I was reading Sno Ho by Ethan Day and had to stop. It's a cheery, fun, fluffy bit of a book, but the voice of the narrator made gave me the teary snuffles. He sounded exactly like my friend JD, but ExActLEEEy. The over-wrought, exaggerated responses, followed by embarrassment and then the attempt at dignity-- pure JD. Even some of the phrasing seemed to echo him. And especially the funny. Oh man, the funny. With a waggle of the eyebrows or a delicate flair of the nostrils, JD could make you crack up at anything, especially art history lectures, which really isn't good for the morale of the class.
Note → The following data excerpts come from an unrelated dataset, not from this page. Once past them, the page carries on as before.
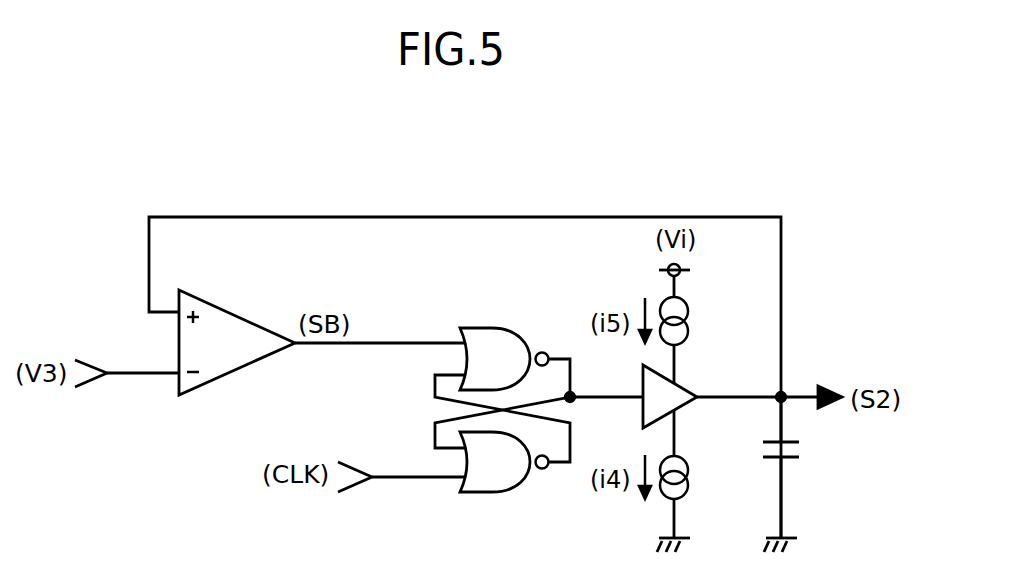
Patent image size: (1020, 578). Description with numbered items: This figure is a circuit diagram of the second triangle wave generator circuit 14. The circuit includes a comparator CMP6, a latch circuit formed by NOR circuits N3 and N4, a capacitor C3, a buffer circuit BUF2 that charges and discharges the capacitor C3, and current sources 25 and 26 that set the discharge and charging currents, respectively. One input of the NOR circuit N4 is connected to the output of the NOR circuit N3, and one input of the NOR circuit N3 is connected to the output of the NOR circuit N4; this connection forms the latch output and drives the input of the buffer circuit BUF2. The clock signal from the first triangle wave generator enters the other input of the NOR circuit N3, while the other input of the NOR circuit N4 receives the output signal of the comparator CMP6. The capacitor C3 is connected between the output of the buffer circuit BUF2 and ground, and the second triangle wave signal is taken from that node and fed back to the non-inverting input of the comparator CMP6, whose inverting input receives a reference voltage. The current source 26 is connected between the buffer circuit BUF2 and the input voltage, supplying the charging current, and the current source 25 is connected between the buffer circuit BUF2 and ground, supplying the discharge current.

The second triangle wave generator circuit 14 is at (565, 187).
The current source 25 is at (688, 492).
The current source 26 is at (689, 305).
The comparator CMP6 is at (237, 342).
The NOR circuit N3 is at (504, 481).
The NOR circuit N4 is at (504, 342).
The buffer circuit BUF2 is at (700, 394).
The capacitor C3 is at (762, 467).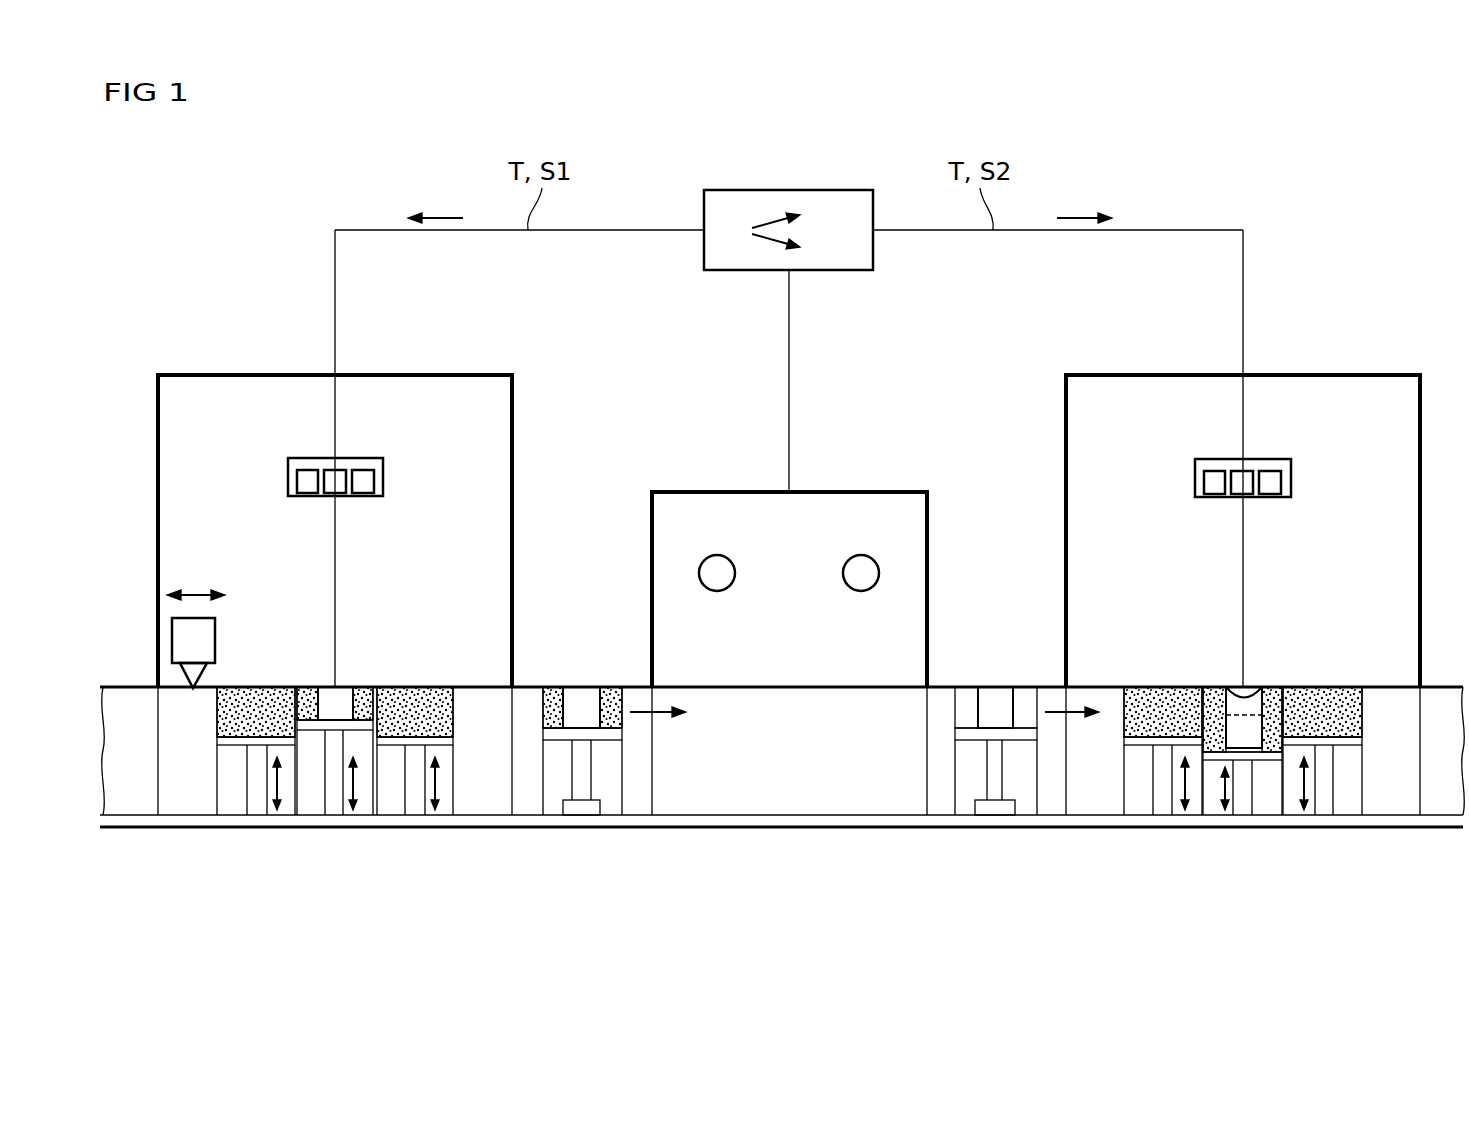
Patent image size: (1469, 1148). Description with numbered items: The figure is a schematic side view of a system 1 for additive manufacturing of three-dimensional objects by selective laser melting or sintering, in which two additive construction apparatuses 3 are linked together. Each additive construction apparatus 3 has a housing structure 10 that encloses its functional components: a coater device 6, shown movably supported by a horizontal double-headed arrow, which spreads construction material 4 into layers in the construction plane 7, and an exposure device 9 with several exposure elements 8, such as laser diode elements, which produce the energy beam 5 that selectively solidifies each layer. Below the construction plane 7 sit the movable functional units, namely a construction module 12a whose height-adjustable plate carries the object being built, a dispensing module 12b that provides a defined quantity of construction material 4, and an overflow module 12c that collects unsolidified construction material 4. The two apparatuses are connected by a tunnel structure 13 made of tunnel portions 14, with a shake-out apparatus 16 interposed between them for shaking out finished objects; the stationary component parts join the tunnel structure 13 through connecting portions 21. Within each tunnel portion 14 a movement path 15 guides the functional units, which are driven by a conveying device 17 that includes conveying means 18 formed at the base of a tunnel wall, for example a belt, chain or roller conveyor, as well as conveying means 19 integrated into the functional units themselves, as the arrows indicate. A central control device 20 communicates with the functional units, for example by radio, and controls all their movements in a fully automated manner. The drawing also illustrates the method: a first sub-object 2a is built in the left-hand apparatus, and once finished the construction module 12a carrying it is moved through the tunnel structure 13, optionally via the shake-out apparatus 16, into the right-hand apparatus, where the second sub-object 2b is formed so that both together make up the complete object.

The system for additive manufacturing 1 is at (1312, 130).
The first sub-object 2a is at (340, 700).
The second sub-object 2b is at (1245, 702).
The additive construction apparatus 3 is at (468, 350).
The construction material 4 is at (254, 690).
The energy beam 5 is at (337, 546).
The coater device 6 is at (190, 612).
The construction plane 7 is at (316, 602).
The exposure element 8 is at (368, 482).
The exposure device 9 is at (350, 458).
The housing structure 10 is at (218, 375).
The construction module 12a is at (312, 805).
The dispensing module 12b is at (228, 803).
The overflow module 12c is at (390, 803).
The tunnel structure 13 is at (596, 562).
The tunnel portion 14 is at (128, 685).
The movement path 15 is at (528, 818).
The shake-out apparatus 16 is at (713, 492).
The conveying device 17 is at (634, 820).
The conveying means on the tunnel structure 18 is at (781, 858).
The conveying means on the functional unit 19 is at (580, 808).
The central control device 20 is at (790, 190).
The connecting portion 21 is at (158, 794).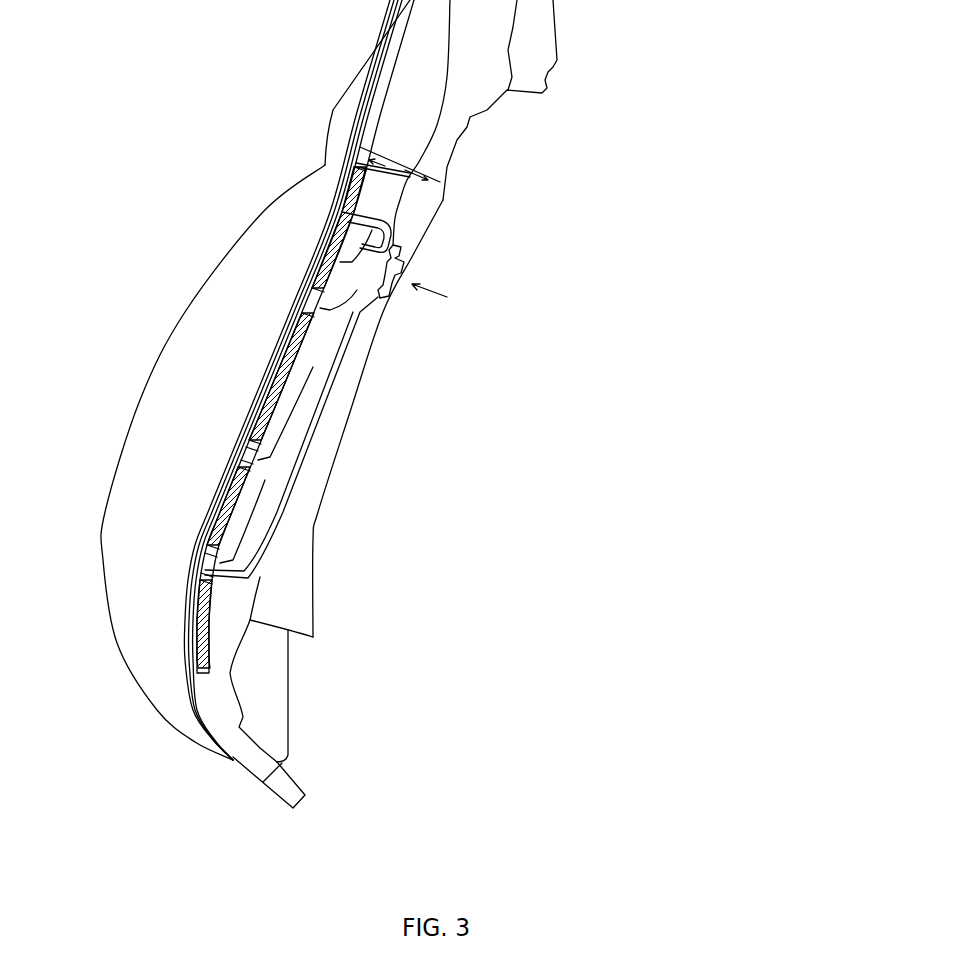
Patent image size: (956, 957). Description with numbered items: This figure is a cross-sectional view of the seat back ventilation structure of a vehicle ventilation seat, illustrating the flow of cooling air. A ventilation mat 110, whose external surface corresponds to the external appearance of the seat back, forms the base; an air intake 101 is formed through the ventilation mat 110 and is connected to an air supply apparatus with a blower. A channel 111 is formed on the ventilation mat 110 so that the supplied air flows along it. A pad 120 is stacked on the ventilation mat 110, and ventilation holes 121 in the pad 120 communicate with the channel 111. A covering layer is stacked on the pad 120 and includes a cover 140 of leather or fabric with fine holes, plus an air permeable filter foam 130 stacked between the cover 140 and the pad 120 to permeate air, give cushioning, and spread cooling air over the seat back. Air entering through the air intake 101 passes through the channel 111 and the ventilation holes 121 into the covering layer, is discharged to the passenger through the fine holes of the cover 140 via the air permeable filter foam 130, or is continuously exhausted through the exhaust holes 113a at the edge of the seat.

The air intake 101 is at (395, 250).
The ventilation mat 110 is at (240, 602).
The channel 111 is at (342, 323).
The exhaust holes of the first group 113a is at (362, 160).
The pad 120 is at (200, 648).
The ventilation holes 121 is at (344, 214).
The air permeable filter foam 130 is at (335, 282).
The cover 140 is at (330, 253).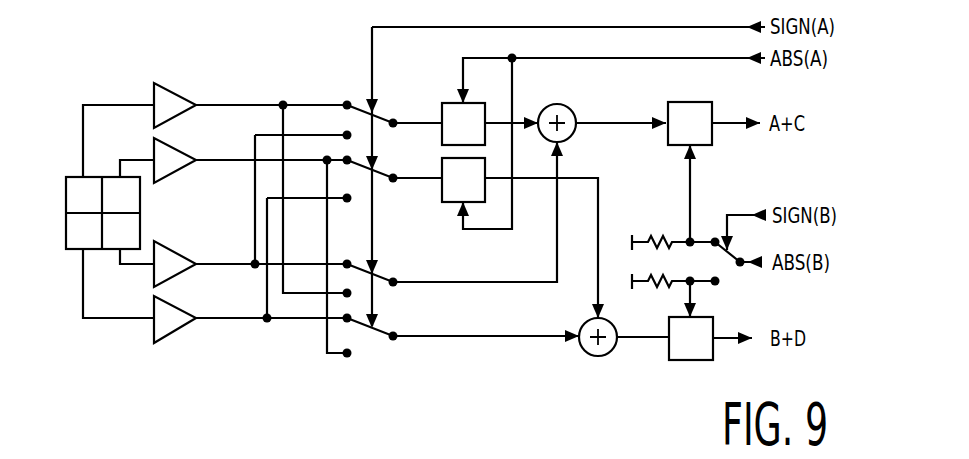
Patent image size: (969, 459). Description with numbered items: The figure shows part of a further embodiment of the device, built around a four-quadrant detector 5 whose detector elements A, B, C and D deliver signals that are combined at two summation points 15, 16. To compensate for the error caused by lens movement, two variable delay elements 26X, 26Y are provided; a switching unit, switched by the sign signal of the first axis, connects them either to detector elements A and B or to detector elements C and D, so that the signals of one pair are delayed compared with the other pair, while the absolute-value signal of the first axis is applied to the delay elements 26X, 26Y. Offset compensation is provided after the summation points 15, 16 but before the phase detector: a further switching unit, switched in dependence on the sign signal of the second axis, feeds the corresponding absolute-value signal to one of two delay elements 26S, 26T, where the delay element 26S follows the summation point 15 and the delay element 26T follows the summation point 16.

The quadrant detector array (A, B, C, D) 5 is at (72, 250).
The summation point 15 is at (572, 110).
The summation point 16 is at (584, 352).
The variable delay element 26X is at (449, 134).
The variable delay element 26Y is at (449, 190).
The delay element 26S is at (675, 134).
The delay element 26T is at (676, 349).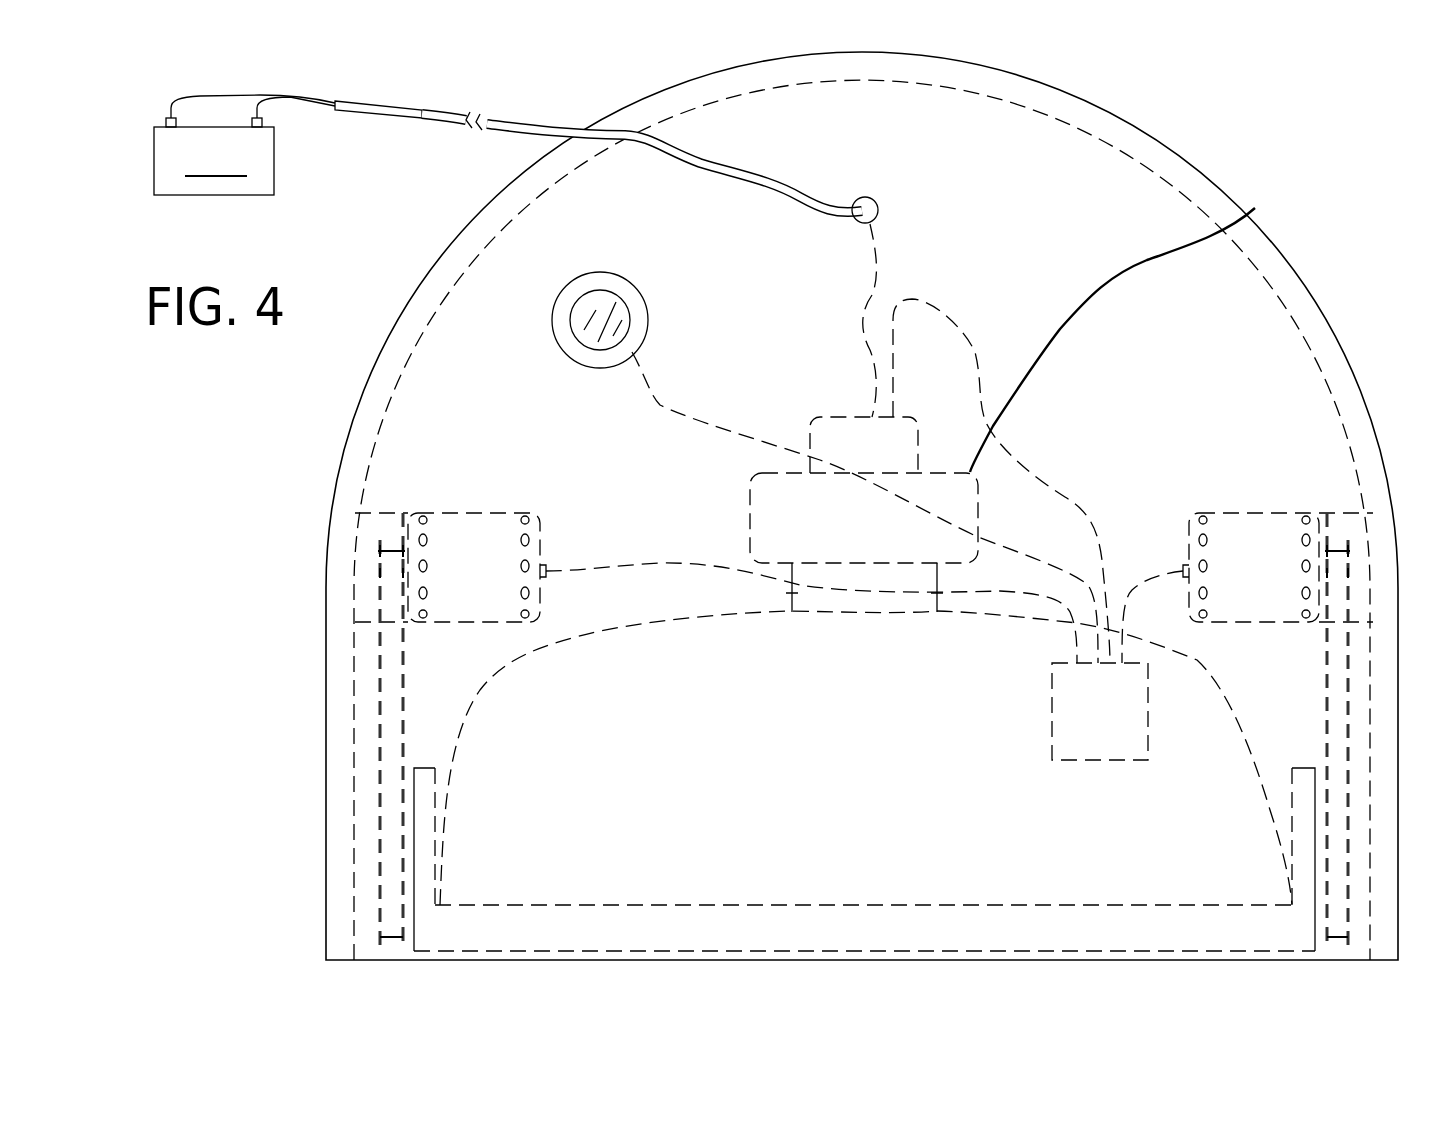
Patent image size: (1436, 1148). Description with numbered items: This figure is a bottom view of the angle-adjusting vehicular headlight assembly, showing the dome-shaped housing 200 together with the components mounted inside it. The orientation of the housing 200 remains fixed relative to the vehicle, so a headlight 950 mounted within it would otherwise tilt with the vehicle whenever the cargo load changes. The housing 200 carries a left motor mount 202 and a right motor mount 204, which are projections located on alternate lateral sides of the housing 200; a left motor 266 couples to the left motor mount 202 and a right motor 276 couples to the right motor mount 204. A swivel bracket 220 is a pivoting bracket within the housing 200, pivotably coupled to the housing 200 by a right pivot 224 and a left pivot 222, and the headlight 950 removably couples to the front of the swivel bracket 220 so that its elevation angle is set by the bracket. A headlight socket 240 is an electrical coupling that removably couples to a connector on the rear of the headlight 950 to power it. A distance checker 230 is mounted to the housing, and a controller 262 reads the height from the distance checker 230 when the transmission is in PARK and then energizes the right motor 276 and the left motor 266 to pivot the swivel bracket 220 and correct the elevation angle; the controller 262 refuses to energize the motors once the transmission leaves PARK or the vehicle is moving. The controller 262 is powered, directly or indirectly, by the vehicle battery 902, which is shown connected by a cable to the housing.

The housing 200 is at (1140, 128).
The left motor mount 202 is at (1342, 525).
The right motor mount 204 is at (370, 532).
The swivel bracket 220 is at (437, 925).
The left pivot 222 is at (1320, 822).
The right pivot 224 is at (408, 822).
The distance checker 230 is at (590, 312).
The headlight socket 240 is at (1255, 208).
The controller 262 is at (1072, 708).
The left motor 266 is at (1249, 530).
The right motor 276 is at (460, 540).
The vehicle battery 902 is at (516, 159).
The headlight 950 is at (525, 748).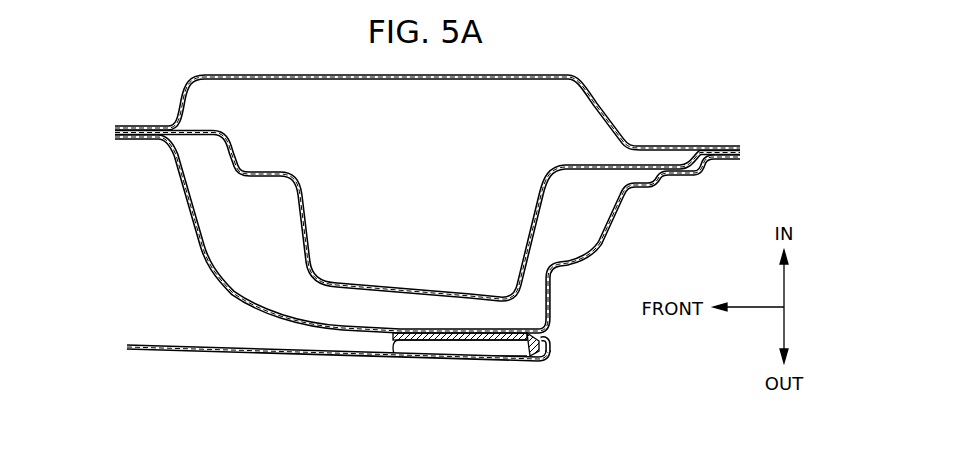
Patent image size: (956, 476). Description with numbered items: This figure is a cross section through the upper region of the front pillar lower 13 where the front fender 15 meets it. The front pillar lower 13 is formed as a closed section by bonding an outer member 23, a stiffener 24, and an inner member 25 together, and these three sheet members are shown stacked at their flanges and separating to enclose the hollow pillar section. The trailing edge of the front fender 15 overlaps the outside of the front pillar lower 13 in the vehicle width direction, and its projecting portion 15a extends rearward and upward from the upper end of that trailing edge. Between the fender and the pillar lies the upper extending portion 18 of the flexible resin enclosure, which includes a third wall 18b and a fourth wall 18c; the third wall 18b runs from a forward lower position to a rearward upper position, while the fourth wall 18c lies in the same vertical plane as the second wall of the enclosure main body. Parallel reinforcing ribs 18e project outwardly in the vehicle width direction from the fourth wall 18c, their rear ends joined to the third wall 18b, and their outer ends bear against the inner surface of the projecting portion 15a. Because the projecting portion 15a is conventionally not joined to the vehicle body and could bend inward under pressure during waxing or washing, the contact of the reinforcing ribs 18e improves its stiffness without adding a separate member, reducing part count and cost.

The front pillar lower 13 is at (406, 181).
The front fender 15 is at (337, 385).
The projecting portion 15a is at (503, 361).
The upper extending portion 18 is at (474, 349).
The third wall 18b is at (533, 338).
The fourth wall 18c is at (455, 332).
The reinforcing ribs 18e is at (457, 347).
The outer member 23 is at (222, 285).
The stiffener 24 is at (278, 174).
The inner member 25 is at (268, 74).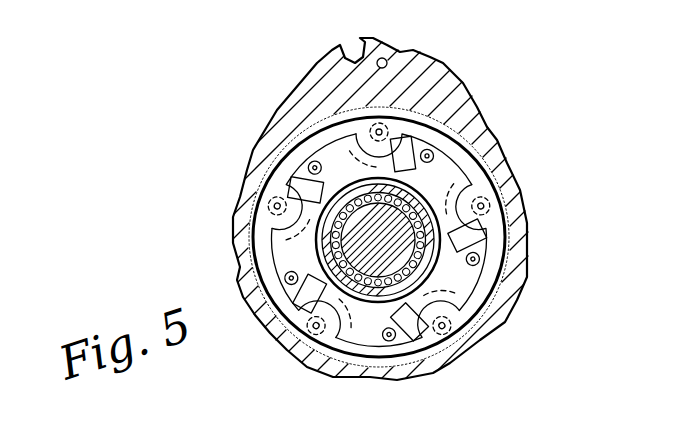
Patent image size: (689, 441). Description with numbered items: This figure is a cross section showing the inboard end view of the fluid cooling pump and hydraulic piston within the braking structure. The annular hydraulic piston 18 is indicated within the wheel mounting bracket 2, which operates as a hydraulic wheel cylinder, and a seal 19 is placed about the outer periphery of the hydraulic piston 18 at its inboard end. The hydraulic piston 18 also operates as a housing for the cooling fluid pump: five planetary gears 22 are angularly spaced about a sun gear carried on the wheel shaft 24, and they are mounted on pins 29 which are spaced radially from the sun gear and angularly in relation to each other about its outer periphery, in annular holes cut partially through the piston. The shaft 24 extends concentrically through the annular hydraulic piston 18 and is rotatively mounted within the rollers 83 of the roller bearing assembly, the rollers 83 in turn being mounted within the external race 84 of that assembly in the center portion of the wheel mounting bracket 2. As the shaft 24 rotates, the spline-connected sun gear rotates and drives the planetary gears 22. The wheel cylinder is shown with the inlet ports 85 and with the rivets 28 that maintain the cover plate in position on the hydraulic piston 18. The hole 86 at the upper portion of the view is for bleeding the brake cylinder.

The wheel mounting bracket 2 is at (468, 97).
The hydraulic piston 18 is at (262, 240).
The seal 19 is at (519, 272).
The planetary gears 22 is at (362, 167).
The wheel shaft 24 is at (423, 257).
The rivets 28 is at (434, 153).
The pins 29 is at (372, 112).
The rollers 83 is at (410, 203).
The external race 84 is at (388, 294).
The inlet ports 85 is at (404, 136).
The hole 86 is at (396, 58).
I guess it's good to be reminded of dead friends. Except here's the thing...I didn't see JD the last year of his life--he moved home to some midwestern state after he got diagnosed with AIDS. I wrote (this was pre-internet. Or maybe not, but JD was a Luddite so he wouldn't have a computer) but I didn't call more than a couple of times. I was young, I didn't know what to say. He seemed to lose interest in talking to old friends and I didn't push. Yadayadayada.
Fine. I get it now, all right? Thanks for pointing out I'm a jerk. When I think of JD my main emotion is guilt.
Except now I'm thinking some more. Maybe I'm just trying to make myself feel better, but I imagine JD would file my guilt under "major horse-shit." IN other words, it would not go over well with the Jade-man. I think he'd just roll his eyes and tell me to get over myself. Read the fucking book already. Hey. Remember the time we both laughed so hard and long I drooled? The time the teacher asked us to leave?
Back to the Kindle. Ethan Day, if you ever go to a conference and some middle aged woman (or yet ANOTHER middle aged woman) comes up to you and gives you a huge, unasked for hug, it might be me. Thanks for giving me back JD.